Martin Ohneberg: “Weg mit der Zwangsmitgliedschaft”

Markt / 26.03.2025 • 10:41 Uhr
Martin Ohneberg: "Weg mit der Zwangsmitgliedschaft"

Gut eine Woche ist die Wirtschaftskammerwahl in Vorarlberg und Österreich her. Social Media und Presseaussendungen sind voll mit Gratulationen und Lobeshymnen, mit Stolz über die Erfolge bei der Wahl und keiner Selbstreflexion. Und zugegeben: mit Ergebnissen von über 50 % bis hin zu über 80 % sind Resultate, die man heutzutage nur noch in autokratischen Staaten sieht, demnach könnte man das durchaus als Auftrag zum Weitermachen sehen. Schließlich sind einige Services, allen voran die Außenwirtschaft, wirklich eine wichtige Hilfe für österreichische Betriebe. 

Wenn da nicht die Wahlbeteiligung wäre. In Österreich haben gerade einmal 26,5 % der Wahlberechtigten auch tatsächlich gewählt, in Vorarlberg gar nur 16 %. Kann man hier wirklich von „überzeugender Arbeit in der Vergangenheit“ reden, wenn nur einer von sechs Wählern überhaupt mitreden will? Manche würden hier argumentieren, dass es ja jedem selbst überlassen ist, vom Wahlrecht Gebrauch zu machen. Stimmt auch. Aber wenn sich eine atemberaubende Mehrheit von 84% dazu entschließt, nicht wählen zu gehen, hat das wahrscheinlich nichts mit überzeugender Interessenvertretung oder überzeugendem Service zu tun – es ist den Wählern einfach egal. Und da beginnt für mich nun die Diskussion, ob diese Pflichtmitgliedschaft bei einer Interessenvertretung überhaupt noch zeitgemäß ist – schließlich ist sie europa- und weltweit nahezu ausgestorben. 

Neben dem demokratiepolitischen Problem der Kammern – bewusst plural, es betrifft nämlich insbesondere auch die Arbeiterkammer – geht es auch um eine finanzielle Belastung für die Unternehmen: Ein Unternehmen zahlt schnell mal zig Tausende Euro jährlich für die Mitgliedschaft, ein Mittelständler gerne einen Betrag im fünf- bis sechsstelligen Bereich. Wie viel genau ein Betrieb zahlt? Das ist mit der Grundumlage, Kammerumlage 1 und Kammerumlage 2 nicht ganz einfach zum Überschauen. Gerade zu Zeiten hoher Lohnkosten und dem dringenden Bedarf nach sinkenden Steuern und Abgaben wäre eine freiwillige Mitgliedschaft eine große Hilfe für die Betriebe, die die Kammer nicht brauchen. 

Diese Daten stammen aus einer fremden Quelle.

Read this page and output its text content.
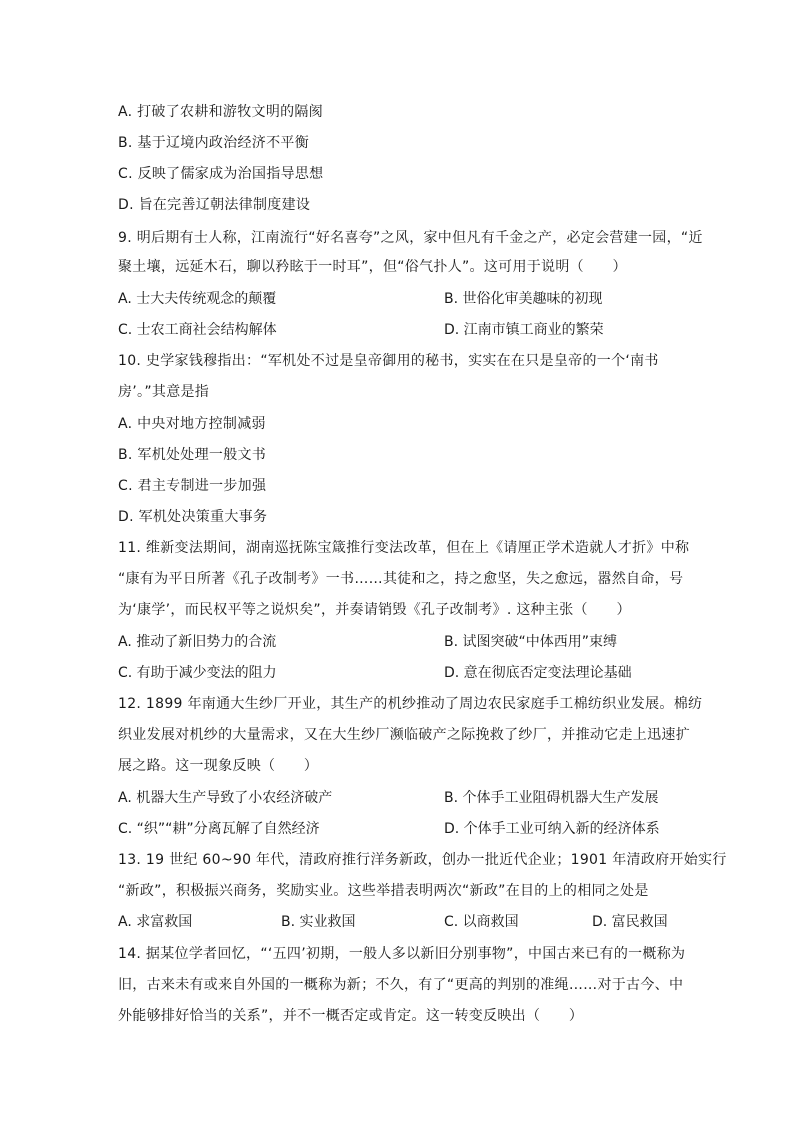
A. 打破了农耕和游牧文明的隔阂
B. 基于辽境内政治经济不平衡
C. 反映了儒家成为治国指导思想
D. 旨在完善辽朝法律制度建设
9. 明后期有士人称，江南流行“好名喜夸”之风，家中但凡有千金之产，必定会营建一园，“近
聚土壤，远延木石，聊以矜眩于一时耳”，但“俗气扑人”。这可用于说明（　　）
A. 士大夫传统观念的颠覆	B. 世俗化审美趣味的初现
C. 士农工商社会结构解体	D. 江南市镇工商业的繁荣
10. 史学家钱穆指出：“军机处不过是皇帝御用的秘书，实实在在只是皇帝的一个‘南书
房’。”其意是指
A. 中央对地方控制减弱
B. 军机处处理一般文书
C. 君主专制进一步加强
D. 军机处决策重大事务
11. 维新变法期间，湖南巡抚陈宝箴推行变法改革，但在上《请厘正学术造就人才折》中称
“康有为平日所著《孔子改制考》一书……其徒和之，持之愈坚，失之愈远，嚣然自命，号
为‘康学’，而民权平等之说炽矣”，并奏请销毁《孔子改制考》. 这种主张（　　）
A. 推动了新旧势力的合流	B. 试图突破“中体西用”束缚
C. 有助于减少变法的阻力	D. 意在彻底否定变法理论基础
12. 1899 年南通大生纱厂开业，其生产的机纱推动了周边农民家庭手工棉纺织业发展。棉纺
织业发展对机纱的大量需求，又在大生纱厂濒临破产之际挽救了纱厂，并推动它走上迅速扩
展之路。这一现象反映（　　）
A. 机器大生产导致了小农经济破产	B. 个体手工业阻碍机器大生产发展
C. “织”“耕”分离瓦解了自然经济	D. 个体手工业可纳入新的经济体系
13. 19 世纪 60~90 年代，清政府推行洋务新政，创办一批近代企业；1901 年清政府开始实行
“新政”，积极振兴商务，奖励实业。这些举措表明两次“新政”在目的上的相同之处是
A. 求富救国	B. 实业救国	C. 以商救国	D. 富民救国
14. 据某位学者回忆，“‘五四’初期，一般人多以新旧分别事物”，中国古来已有的一概称为
旧，古来未有或来自外国的一概称为新；不久，有了“更高的判别的准绳……对于古今、中
外能够排好恰当的关系”，并不一概否定或肯定。这一转变反映出（　　）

Innerlich höre ich schon die Argumente der Gegner dieses Kommentars: Die Zwangsmitgliedschaft sei doch Garant für eine starke Vertretung der Wirtschaft und das schaffe man nur, wenn alle auch wirklich dabei sind und sich solidarisch verhalten. Dem kann ich nur eines entgegnen: Wir sind eines der wenigen Länder mit einer Zwangsmitgliedschaft für Unternehmen weltweit – und eines der wenigen Länder mit einer seit drei Jahren schrumpfenden und an Wettbewerbsfähigkeit verlierender Wirtschaft. Also alles richtig gemacht?

Martin Ohneberg ist CEO der HENN Industrial Group, früherer IV-Präsident und sitzt im Aufsichtsrat mehrerer Unternehmen.